3. Tritt eine Verpflichtung zur Rückzahlung der Einnahme erst nach dem Zeitraum ein, für den sie berücksichtigt werden soll, so besteht die Verpflichtung des Hilfebedürftigen, die Leistung als bereits Mittel zu verbrauchen (BSG Urteil vom 23. 8. 2011, B 14 AS 165/10 R).

4. Für Bezieher von SGB 2-Leistungen wird für die Dauer des Leistungsbezugs der Beitrag zur freiwilligen Krankenversicherung in Höhe des hälftigen Basistarifs berücksichtigt (BSG Urteil vom 16. 10. 2012, B 14 AS 11/12 R).

 

Nachgehend

BSG (Beschluss vom 17.10.2019; Aktenzeichen B 14 AS 309/18 B)

 

Tenor

Die Klage wird abgewiesen.

Die Beteiligten haben einander keine außergerichtlichen Kosten zu erstatten.

 

Tatbestand

Die Klägerin wendet sich gegen die Aufhebung einer Leistungsgewährung und Rückforderung in Höhe von 4.064,82 €.

Die 63 Jahre alte Klägerin stand beim Beklagten seit Februar 2009 im Bezug von Leistungen zur Sicherung des Lebensunterhalts nach dem Zweiten Buch Sozialgesetzbuch (SGB II).
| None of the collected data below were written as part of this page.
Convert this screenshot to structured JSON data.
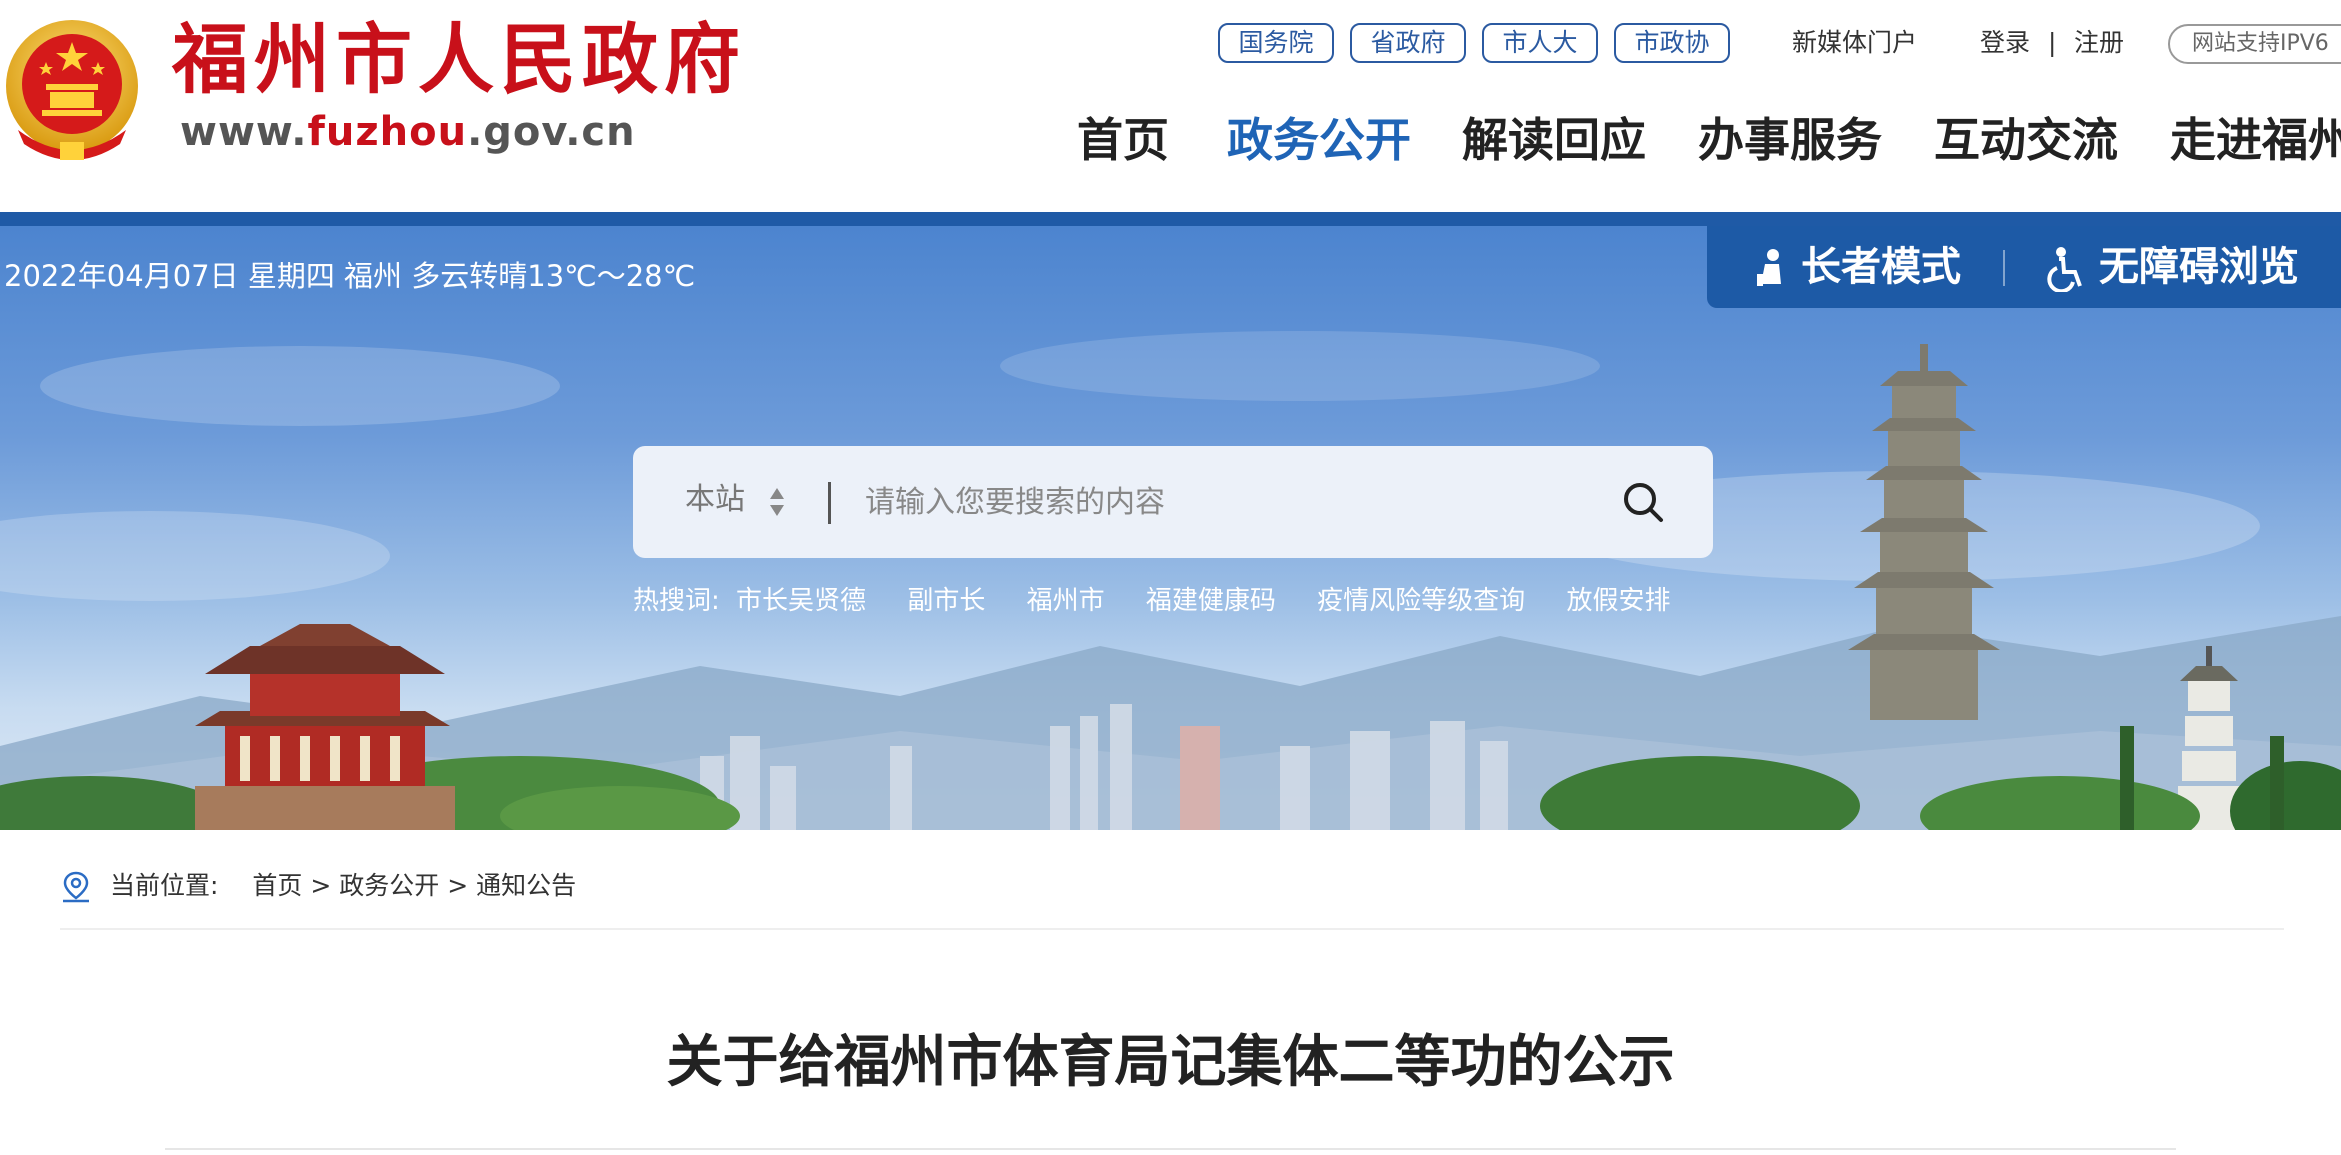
{
  "header": {
    "title": "福州市人民政府",
    "url_parts": [
      "www.",
      "fuzhou",
      ".gov.cn"
    ],
    "quick_links": [
      "国务院",
      "省政府",
      "市人大",
      "市政协"
    ],
    "media_portal": "新媒体门户",
    "login": "登录",
    "separator": "|",
    "register": "注册",
    "ipv6_badge": "网站支持IPV6",
    "nav": [
      "首页",
      "政务公开",
      "解读回应",
      "办事服务",
      "互动交流",
      "走进福州"
    ],
    "active_nav": "政务公开"
  },
  "banner": {
    "date_weather": "2022年04月07日 星期四 福州 多云转晴13℃～28℃",
    "elder_mode": "长者模式",
    "accessible": "无障碍浏览",
    "search": {
      "scope": "本站",
      "placeholder": "请输入您要搜索的内容"
    },
    "hot_label": "热搜词:",
    "hot_words": [
      "市长吴贤德",
      "副市长",
      "福州市",
      "福建健康码",
      "疫情风险等级查询",
      "放假安排"
    ]
  },
  "breadcrumb": {
    "label": "当前位置:",
    "items": [
      "首页",
      "政务公开",
      "通知公告"
    ],
    "sep": ">"
  },
  "article": {
    "title": "关于给福州市体育局记集体二等功的公示"
  },
  "colors": {
    "brand_red": "#c8101a",
    "nav_blue": "#1f64b6",
    "strip_blue": "#1f5aa6"
  },
  "icons": [
    "national-emblem-icon",
    "elder-mode-icon",
    "wheelchair-icon",
    "sort-arrows-icon",
    "search-icon",
    "location-pin-icon"
  ]
}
Sie ist als selbständige Immobilienmaklerin tätig.

Mit Folgeantrag vom 15. Januar 2013 beantragte die Klägerin die Weiterbewilligung von Leistungen nach dem SGB II. Nach Auswertung der von ihr vorgelegten Unterlagen bewilligte der Beklagte mit Bescheid vom 28. Februar 2013 für die Zeit von März bis August 2013 vorläufig Leistungen in Höhe von 572 € monatlich, unter Berücksichtigung von Einkommen aus selbständiger Tätigkeit in Höhe von 400 €. Mit E-Mail und telefonisch teilte die Klägerin am 29. April 2013 mit, dass sie an der bisherigen Prognose ihres Einkommens nicht festhalte. Sie bat nunmehr um Berücksichtigung von Einkommen in Höhe von 150 € monatlich für die Zeit von März bis August 2013; im März und April 2013 habe sie keinen Umsatz erzielt. Daraufhin bewilligte der Beklagte der Klägerin mit Änderungsbescheid vom 29. April 2013 für die Zeit von März bis August 2013 Leistungen in Höhe von 772 €, unter Berücksichtigung eines monatlichen Einkommens von 150 €. Für die Monate März bis Mai 2013 erfolgte am 29. April 2013 eine Nachzahlung in Höhe von 600 € auf das Konto der Klägerin.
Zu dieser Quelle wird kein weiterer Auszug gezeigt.